August 27, 2019 – On Saturday, the body of Nevith Condés Jaramillo, the director of Observatorio del Sur, a local news site in Mexico, was found in the Tejupilco municipality, riddled with stab wounds. It’s not yet clear whether his death was linked to his journalism. If it was, organized crime could be to blame; equally, Condés had a strained relationship with local officials, having reported on corruption within the police department. (In Mexico, public officials have commonly been suspected of involvement in violent attacks against journalists, not that they’re ever held accountable.) Colleagues of Condés told Reporters Without Borders that he received death threats in November, and again in June.

Mexico has long been a dangerous place to be a journalist, but this year’s statistics are particularly worrying. Condés is the fourth reporter to have been killed in the past month. In late July, the body of Rogelio Barragán Pérez, the founder of news website Guerrero Al Instante, was found dead in the trunk of a car, reportedly bearing signs of torture. On August 2, Edgar Alberto Nava López, who also worked as a journalist in Guerrero state, was found dead; the same day Jorge Celestino Ruiz Vázquez, a reporter with El Gráfico, was fatally shot in Veracruz state. According to the Committee to Protect Journalists, all three reporters had recently received threats, or otherwise expressed fears for their safety. Late last year, assailants twice attacked Ruiz’s vehicle, and shot at his residence.

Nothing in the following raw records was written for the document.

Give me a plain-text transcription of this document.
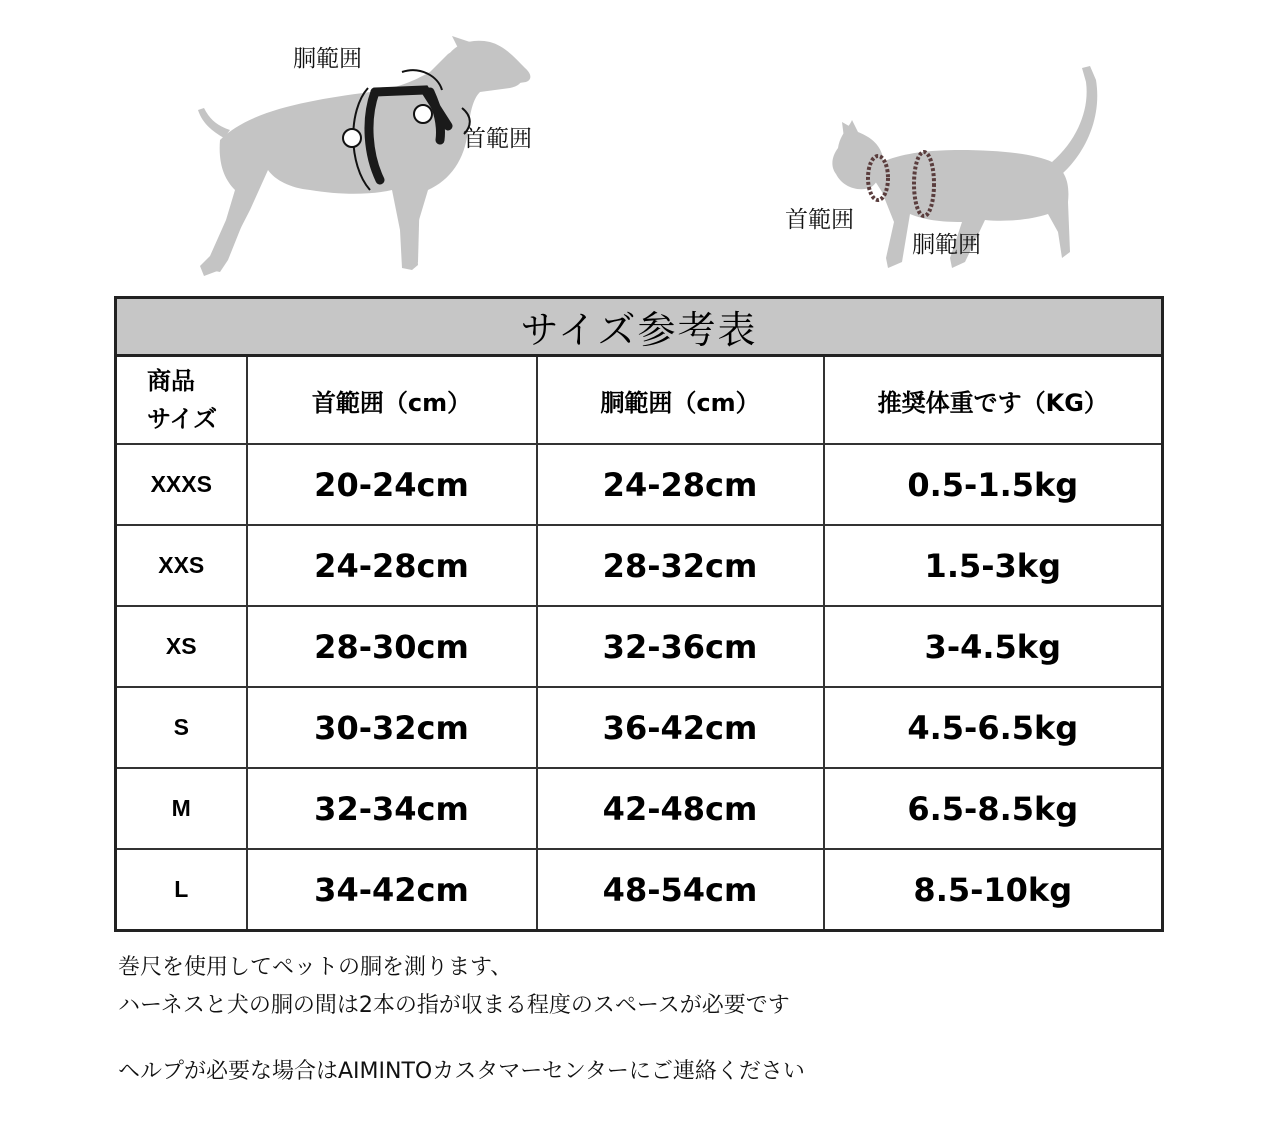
胴範囲
首範囲
首範囲
胴範囲
サイズ参考表			
商品
サイズ	首範囲（cm）	胴範囲（cm）	推奨体重です（KG）
XXXS	20-24cm	24-28cm	0.5-1.5kg
XXS	24-28cm	28-32cm	1.5-3kg
XS	28-30cm	32-36cm	3-4.5kg
S	30-32cm	36-42cm	4.5-6.5kg
M	32-34cm	42-48cm	6.5-8.5kg
L	34-42cm	48-54cm	8.5-10kg
巻尺を使用してペットの胴を測ります、
ハーネスと犬の胴の間は2本の指が収まる程度のスペースが必要です
ヘルプが必要な場合はAIMINTOカスタマーセンターにご連絡ください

According to a CPJ database, motives in the murders of Barragán and Nava have yet to be established. CPJ did conclude that Ruiz was murdered in direct relation to his work, a verdict it also recorded for Rafael Murúa Manríquez, a community radio director who was killed in January in Baja California Sur; Francisco Romero Díaz, a local reporter killed in May in Quintana Roo; and Norma Sarabia Garduza, a newspaper correspondent killed in June in Tabasco. According to Mexico’s National Human Rights Commission, the total number of journalist deaths this year could be as high as 12—and it’s only August. It’s possible that 2019 will prove to be the deadliest year on record for Mexico’s journalists.

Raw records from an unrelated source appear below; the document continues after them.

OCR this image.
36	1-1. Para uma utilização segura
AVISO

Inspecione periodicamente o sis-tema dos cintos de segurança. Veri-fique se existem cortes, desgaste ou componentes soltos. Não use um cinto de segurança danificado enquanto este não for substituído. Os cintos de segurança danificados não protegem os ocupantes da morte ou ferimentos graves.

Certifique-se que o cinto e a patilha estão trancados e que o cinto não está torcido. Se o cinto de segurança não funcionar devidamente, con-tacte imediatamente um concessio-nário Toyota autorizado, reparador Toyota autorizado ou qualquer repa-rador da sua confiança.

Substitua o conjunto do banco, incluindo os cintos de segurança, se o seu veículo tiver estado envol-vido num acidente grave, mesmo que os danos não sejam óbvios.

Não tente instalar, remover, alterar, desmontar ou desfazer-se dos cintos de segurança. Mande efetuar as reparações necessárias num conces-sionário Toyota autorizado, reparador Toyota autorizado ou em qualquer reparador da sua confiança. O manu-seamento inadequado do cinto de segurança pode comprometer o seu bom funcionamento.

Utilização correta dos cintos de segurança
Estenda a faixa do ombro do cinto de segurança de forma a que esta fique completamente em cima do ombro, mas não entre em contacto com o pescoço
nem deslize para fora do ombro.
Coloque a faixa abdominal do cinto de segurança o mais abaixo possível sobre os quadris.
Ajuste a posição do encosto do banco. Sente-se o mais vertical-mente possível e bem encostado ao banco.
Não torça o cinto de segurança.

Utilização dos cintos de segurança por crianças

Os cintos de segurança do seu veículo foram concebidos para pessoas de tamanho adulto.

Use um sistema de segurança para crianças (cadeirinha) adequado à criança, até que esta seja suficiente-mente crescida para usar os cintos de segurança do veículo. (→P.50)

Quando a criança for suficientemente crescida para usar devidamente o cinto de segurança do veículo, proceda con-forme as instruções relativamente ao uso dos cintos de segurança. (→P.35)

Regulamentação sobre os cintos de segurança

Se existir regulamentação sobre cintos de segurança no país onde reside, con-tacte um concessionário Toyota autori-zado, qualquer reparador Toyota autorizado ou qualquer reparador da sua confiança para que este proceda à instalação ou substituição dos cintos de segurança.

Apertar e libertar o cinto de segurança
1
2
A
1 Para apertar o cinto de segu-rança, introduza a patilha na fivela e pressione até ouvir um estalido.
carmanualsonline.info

That’s no small feat. Mexico is already the most dangerous country for journalists in the Western hemisphere; well over 100 journalists have been killed there since 2000. The impunity rate for crimes against free expression is almost 100 percent: a special prosecutor’s office focused on such offenses has procured precious few convictions since it was established in 2010. A federal program offering protection measures to nearly 1,000 threatened reporters—including panic buttons and bodyguards—has been criticized as under-resourced, including in a report issued this week by the United Nations High Commissioner for Human Rights in Mexico. And its safeguards haven’t always worked. Francisco Romero Díaz was supposedly under protection when he was murdered this year in Quintana Roo; so was Rubén Pat, another journalist in the state, when he was killed last year. According to Le Monde, Condés, who was killed on Saturday, had recently requested protection, but turned down an eventual offer because of the bureaucracy associated with it.

Mexico’s grim climate for the press goes beyond immediate physical violence. Ownership of broadcast media is highly concentrated, and many outlets depend on government advertising, leaving them susceptible to official pressure. The government of Enrique Peña Nieto spied on journalists; Andrés Manuel López Obrador, the leftist who replaced Peña Nieto as president last year, promised to do better by the press, but has frequently attacked reporting he doesn’t like in Trumpian terms. On at least one occasion, his words sparked death threats against staff at the newspaper Reforma. On another, López Obrador said journalists should “behave well” or “you know what will happen to you.”

The chilling echo of those words rings through Mexico’s month of journalist murders. According to CPJ and Al Jazeera, Barragán, Nava, and Ruiz all moderated their journalistic behavior in the wake of recent threats—Barragán and Ruiz stopped putting their names to sensitive articles; Nava even took down stories about criminals—but such steps did not keep them alive. Mexico is a reminder that the murders of journalists aren’t just tragic individual data points, but ripple through the world’s information ecosystems, often suppressing efforts to expose the truth.